There is, however, also the potential to convert those floors to residential. Arth said the floor plate of the building allows for 12 one-bedroom apartments per floor or six two-bedroom units.
Despite a recent slump in the Edmonton economy, the agents say Edmonton House has been a successful property.
“Historically, this building has had under three per cent vacancy,” said Paul Chaput, IPA senior VP.
“Its onsite amenities coupled with its location helps drive its occupancy threshold. With a lot of employment nodes in the immediate vicinity, I don’t see this building being affected by any short-term lapse in the economy.”
Building amenities include a fitness facility with indoor pool, yoga studio and patio space.

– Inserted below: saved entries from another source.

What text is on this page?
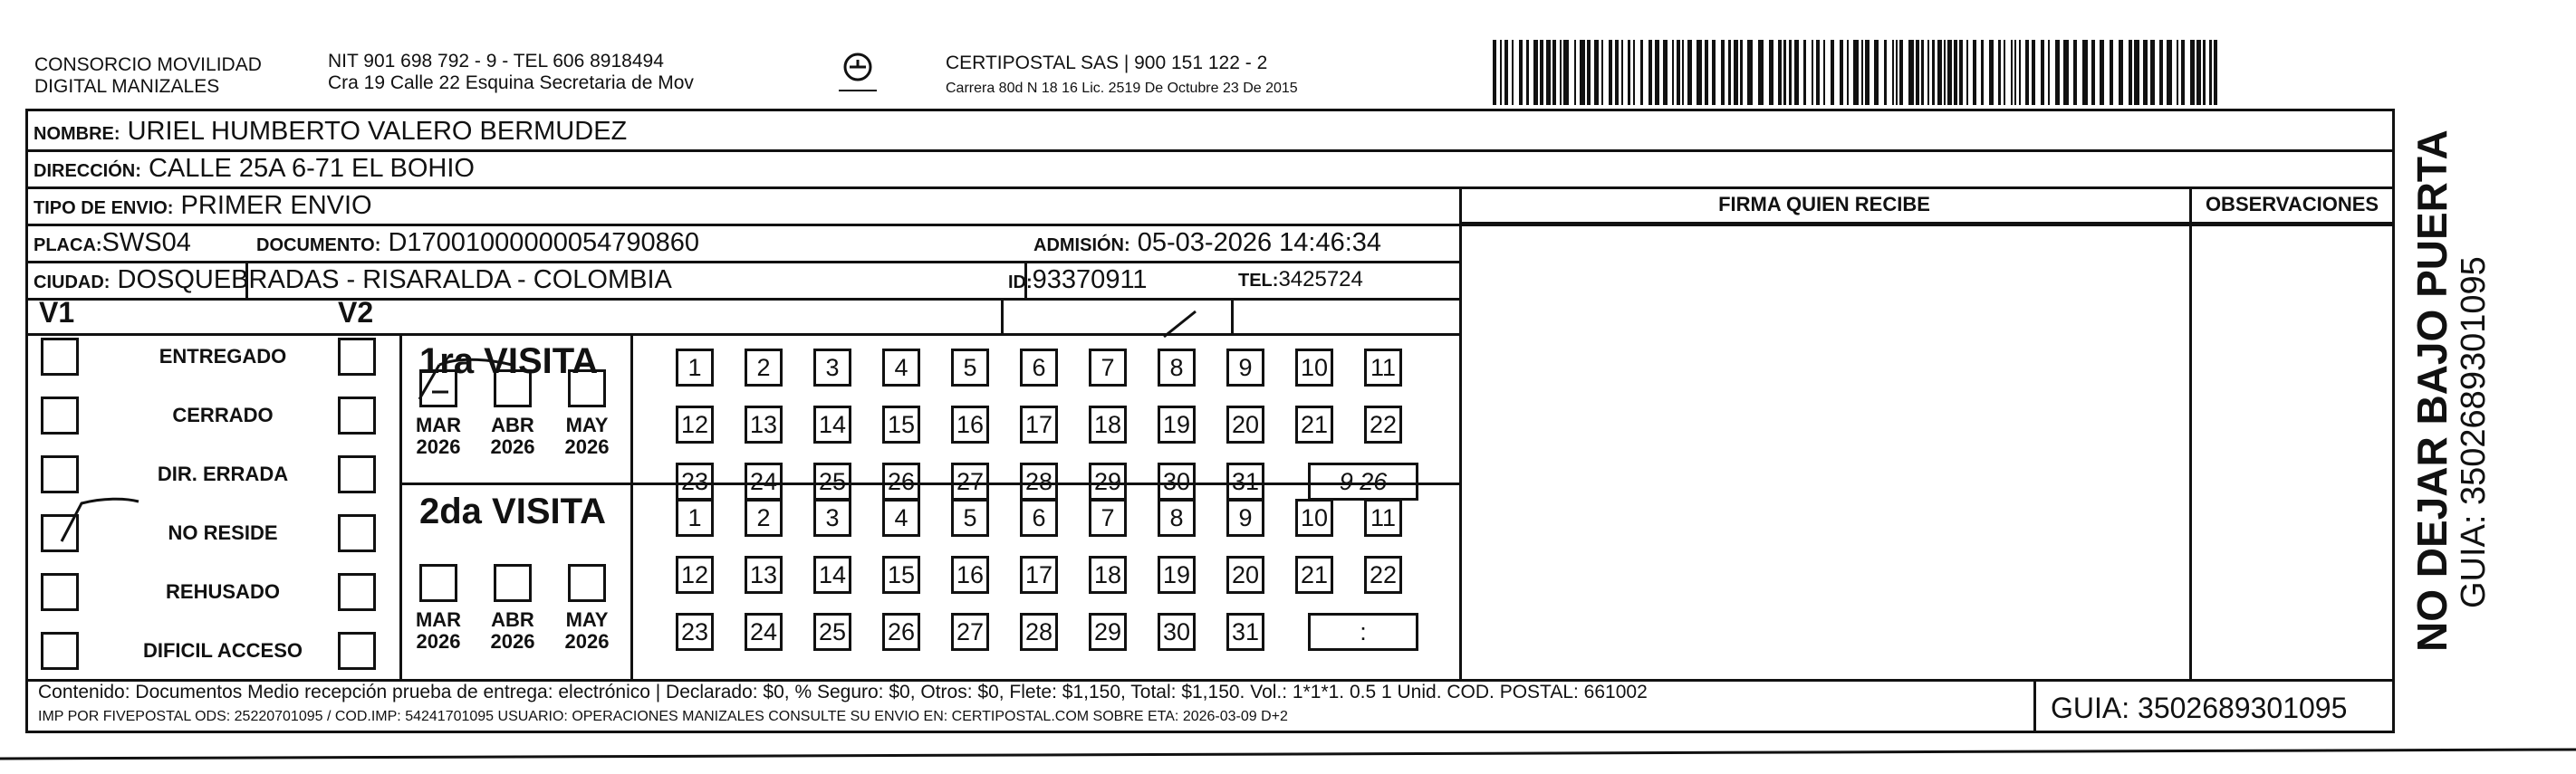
CONSORCIO MOVILIDAD
DIGITAL MANIZALES
NIT 901 698 792 - 9 - TEL 606 8918494
Cra 19 Calle 22 Esquina Secretaria de Mov
CERTIPOSTAL SAS | 900 151 122 - 2
Carrera 80d N 18 16 Lic. 2519 De Octubre 23 De 2015
NOMBRE: URIEL HUMBERTO VALERO BERMUDEZ
DIRECCIÓN: CALLE 25A 6-71 EL BOHIO
TIPO DE ENVIO: PRIMER ENVIO
PLACA:SWS04	DOCUMENTO: D17001000000054790860	ADMISIÓN: 05-03-2026 14:46:34
CIUDAD: DOSQUEBRADAS - RISARALDA - COLOMBIA	ID:93370911	TEL:3425724
FIRMA QUIEN RECIBE	OBSERVACIONES
V1	V2
ENTREGADO
CERRADO
DIR. ERRADA
NO RESIDE
REHUSADO
DIFICIL ACCESO
1ra VISITA
2da VISITA
MAR
2026
ABR
2026
MAY
2026
MAR
2026
ABR
2026
MAY
2026
1	2	3	4	5	6	7	8	9	10 11
12 13 14 15 16 17 18 19 20 21 22
23 24 25 26 27 28 29 30 31	9 26
1	2	3	4	5	6	7	8	9	10 11
12 13 14 15 16 17 18 19 20 21 22
23 24 25 26 27 28 29 30 31	:
Contenido: Documentos Medio recepción prueba de entrega: electrónico | Declarado: $0, % Seguro: $0, Otros: $0, Flete: $1,150, Total: $1,150. Vol.: 1*1*1. 0.5 1 Unid. COD. POSTAL: 661002
IMP POR FIVEPOSTAL ODS: 25220701095 / COD.IMP: 54241701095 USUARIO: OPERACIONES MANIZALES CONSULTE SU ENVIO EN: CERTIPOSTAL.COM SOBRE ETA: 2026-03-09 D+2	GUIA: 3502689301095
NO DEJAR BAJO PUERTA GUIA: 3502689301095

The tower also has sweeping views of the valley and the adjacent city skyline. The parkade houses 330 parking stalls.
The 2015 renovation included the installation of new countertops, flooring, blinds and bathroom fixtures.
IPA’s Jane Woertman added the location of the building is another key selling point.
“It’s walking distance to the central business district, government district, ICE District, the river valley, 104th Street and Jasper Avenue, she said.
The building also houses two retail businesses, added Woertman: a convenience store and Hertz rental office.
Edmonton’s apartment market
Bradley Gingerich, IPA senior managing director, added there are plans to redevelop a neighbouring building, Dwayne’s Home, a hostel which has had a checkered history of fires and violence.
Chaput says although there is some talk of oversupply of apartment units in downtown Edmonton, there are few projects with shovels in the ground.
“There will be a good two-year window before we see the next wave of development,” he says.
Gingerich says the apartment sales market has been good in Edmonton and that his team has done very well.
“We’ve been on a pretty good roll lately. We’ve sold $305 million worth of apartments in Edmonton just last month through December and January. . . . We’re getting into uncharted territory as far as sales volumes.
“There’s lots of good news. There’s lots of REIT money coming to town.”
Gingerich cites two giant transactions, one on Dec. 15 at $100 million for the Mayfair building at Jasper Avenue and 109th Street and the other Jan. 15 worth $205 million for a portfolio of three buildings in the downtown area.
The four-person real-estate team was acquired about a year ago when IPA and its parent company California-based Marcus and Millchap decided to expand into Canada, acquiring brokerages in Edmonton, Toronto and Vancouver.